Again, maybe I'm full of shit. Lots of people here seem to think so.
I've avoided that region and I can't remember the last time I had downtime caused by Amazon.
Well there’s your problem, people. Use multiple AZs.
 technically your lambda never runs “inside your VPC” but it’s a colloquialism that everyone understand.
I don't work for any of the entities mentioned.
My client's Heroku instances are online, thankfully.
Can anyone here speak to their experience with the Ohio region? I'm considering leaning on that more and more.
I've been told that the "a" AZ you get was the least populated at object creation time (ie the first time you make an object that lives in an az), but I don't know how valid that is.
Is there any way for the owners of the instances to reach them?
That has lead to us-east-1 being the largest AWS region by far, also compromised of the largest number of availability zones (6) of all AWS regions.
If we move anywhere, its going to be completely out of AWS and into on-prem or some bare metal provider. Hopping regions hoping to win at some reliability metric game is not a good way to run a business IMO.
Designing truly resilient and available applications with DB servers that replicate across continents is hard.
I guess partitioning can help, but then isn't it just turning the DB servers into pizzas of master-slave where the Hawaiian slice is master only in Hawaii, and slave everywhere else?

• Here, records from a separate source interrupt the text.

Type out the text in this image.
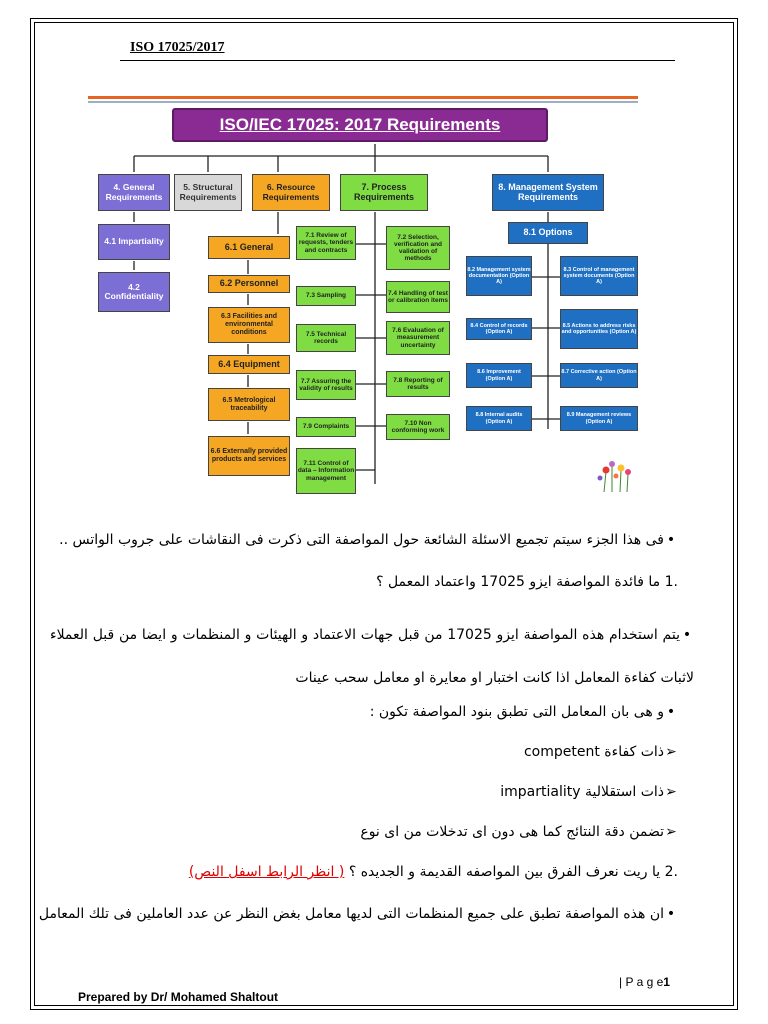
ISO 17025/2017
ISO/IEC 17025: 2017 Requirements
4. General Requirements
4.1 Impartiality
4.2 Confidentiality
5. Structural Requirements
6. Resource Requirements
6.1 General
6.2 Personnel
6.3 Facilities and environmental conditions
6.4 Equipment
6.5 Metrological traceability
6.6 Externally provided products and services
7. Process Requirements
7.1 Review of requests, tenders and contracts
7.3 Sampling
7.5 Technical records
7.7 Assuring the validity of results
7.9 Complaints
7.11 Control of data – Information management
7.2 Selection, verification and validation of methods
7.4 Handling of test or calibration items
7.6 Evaluation of measurement uncertainty
7.8 Reporting of results
7.10 Non conforming work
8. Management System Requirements
8.1 Options
8.2 Management system documentation (Option A)
8.4 Control of records (Option A)
8.6 Improvement (Option A)
8.8 Internal audits (Option A)
8.3 Control of management system documents (Option A)
8.5 Actions to address risks and opportunities (Option A)
8.7 Corrective action (Option A)
8.9 Management reviews (Option A)
•فى هذا الجزء سيتم تجميع الاسئلة الشائعة حول المواصفة التى ذكرت فى النقاشات على جروب الواتس ..
.1 ما فائدة المواصفة ايزو 17025 واعتماد المعمل ؟
•يتم استخدام هذه المواصفة ايزو 17025 من قبل جهات الاعتماد و الهيئات و المنظمات و ايضا من قبل العملاء لاثبات كفاءة المعامل اذا كانت اختبار او معايرة او معامل سحب عينات
•و هى بان المعامل التى تطبق بنود المواصفة تكون :
➢ذات كفاءة competent
➢ذات استقلالية impartiality
➢تضمن دقة النتائج كما هى دون اى تدخلات من اى نوع
.2 يا ريت نعرف الفرق بين المواصفه القديمة و الجديده ؟ ( انظر الرابط اسفل النص)
•ان هذه المواصفة تطبق على جميع المنظمات التى لديها معامل بغض النظر عن عدد العاملين فى تلك المعامل
| P a g e1
Prepared by Dr/ Mohamed Shaltout
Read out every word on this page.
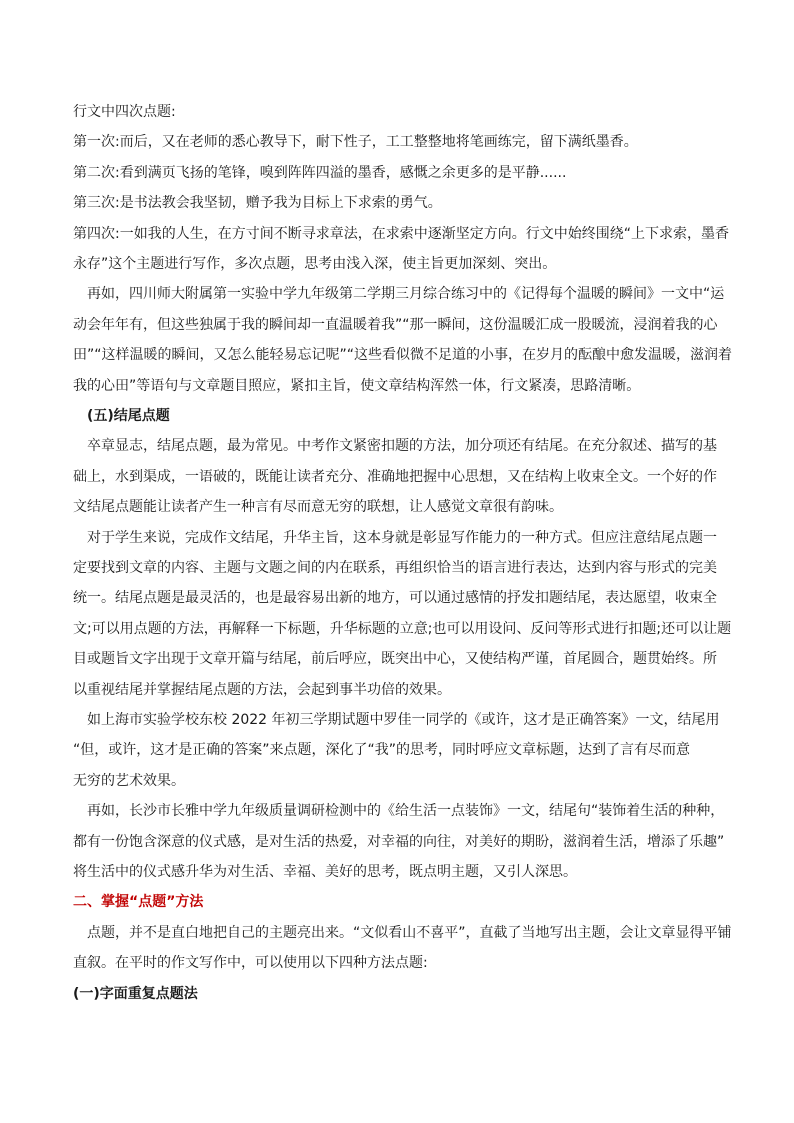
行文中四次点题:

第一次:而后，又在老师的悉心教导下，耐下性子，工工整整地将笔画练完，留下满纸墨香。
第二次:看到满页飞扬的笔锋，嗅到阵阵四溢的墨香，感慨之余更多的是平静......
第三次:是书法教会我坚韧，赠予我为目标上下求索的勇气。

第四次:一如我的人生，在方寸间不断寻求章法，在求索中逐渐坚定方向。行文中始终围绕“上下求索，墨香
永存”这个主题进行写作，多次点题，思考由浅入深，使主旨更加深刻、突出。

　再如，四川师大附属第一实验中学九年级第二学期三月综合练习中的《记得每个温暖的瞬间》一文中“运
动会年年有，但这些独属于我的瞬间却一直温暖着我”“那一瞬间，这份温暖汇成一股暖流，浸润着我的心
田”“这样温暖的瞬间，又怎么能轻易忘记呢”“这些看似微不足道的小事，在岁月的酝酿中愈发温暖，滋润着
我的心田”等语句与文章题目照应，紧扣主旨，使文章结构浑然一体，行文紧凑，思路清晰。

　(五)结尾点题

　卒章显志，结尾点题，最为常见。中考作文紧密扣题的方法，加分项还有结尾。在充分叙述、描写的基
础上，水到渠成，一语破的，既能让读者充分、准确地把握中心思想，又在结构上收束全文。一个好的作
文结尾点题能让读者产生一种言有尽而意无穷的联想，让人感觉文章很有韵味。

　对于学生来说，完成作文结尾，升华主旨，这本身就是彰显写作能力的一种方式。但应注意结尾点题一
定要找到文章的内容、主题与文题之间的内在联系，再组织恰当的语言进行表达，达到内容与形式的完美
统一。结尾点题是最灵活的，也是最容易出新的地方，可以通过感情的抒发扣题结尾，表达愿望，收束全
文;可以用点题的方法，再解释一下标题，升华标题的立意;也可以用设问、反问等形式进行扣题;还可以让题
目或题旨文字出现于文章开篇与结尾，前后呼应，既突出中心，又使结构严谨，首尾圆合，题贯始终。所
以重视结尾并掌握结尾点题的方法，会起到事半功倍的效果。

　如上海市实验学校东校 2022 年初三学期试题中罗佳一同学的《或许，这才是正确答案》一文，结尾用
“但，或许，这才是正确的答案”来点题，深化了“我”的思考，同时呼应文章标题，达到了言有尽而意
无穷的艺术效果。

　再如，长沙市长雅中学九年级质量调研检测中的《给生活一点装饰》一文，结尾句“装饰着生活的种种，
都有一份饱含深意的仪式感，是对生活的热爱，对幸福的向往，对美好的期盼，滋润着生活，增添了乐趣”
将生活中的仪式感升华为对生活、幸福、美好的思考，既点明主题，又引人深思。

二、掌握“点题”方法

　点题，并不是直白地把自己的主题亮出来。“文似看山不喜平”，直截了当地写出主题，会让文章显得平铺
直叙。在平时的作文写作中，可以使用以下四种方法点题:

(一)字面重复点题法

aws ec2 describe-availability-zones --region us-east-1 --output text
Glad to know that it wasn't anything personal over any Hacker News gags I've done.
If your entire service just went down as soon as this happened, Congratulations! You didn't deploy in multiple regions or think about a failsafe/fallback option that redirects from your affected service or instance.
An outage like this happens how often?
Edit: Looks like this is affecting a single AZ... so bit different situation, but I would agree if you're not capable of surviving a single AZ outage in 2019 then your engineering team should be replaced.
My engineers are all React and CSS web developers. They don't know anything about multi tenant data resiliency. But they can make a real pretty "system down" page.
Without data it doesn't even cost significantly more than running in a single region nowadays, if you are willing to go serverless. As serverless stuff (FaaS, ...) is pay for what you use and the provider handles the scaling automatically behind the curtain you can easily deploy to multiple regions without much additional cost.
With data you have of course the cost of storing the data multiple times in the different regions (or to come up with some kind of sharding) and solving the consistency challenges that come with that, but at least services like DynamoDB and S3 offer cross-region replication out of the box nowadays and you don't have to provision any capacity like you used to (thanks to DynamoDB AutoScaling and so on).
Once you have your application running in multiple regions you can direct users to the closest one, so they enjoy lower latencies.
I believe for a lot of applications running cross-region just makes a lot of sense as it offers various benefits.
Always CYA guys... you will pay for this if you dont.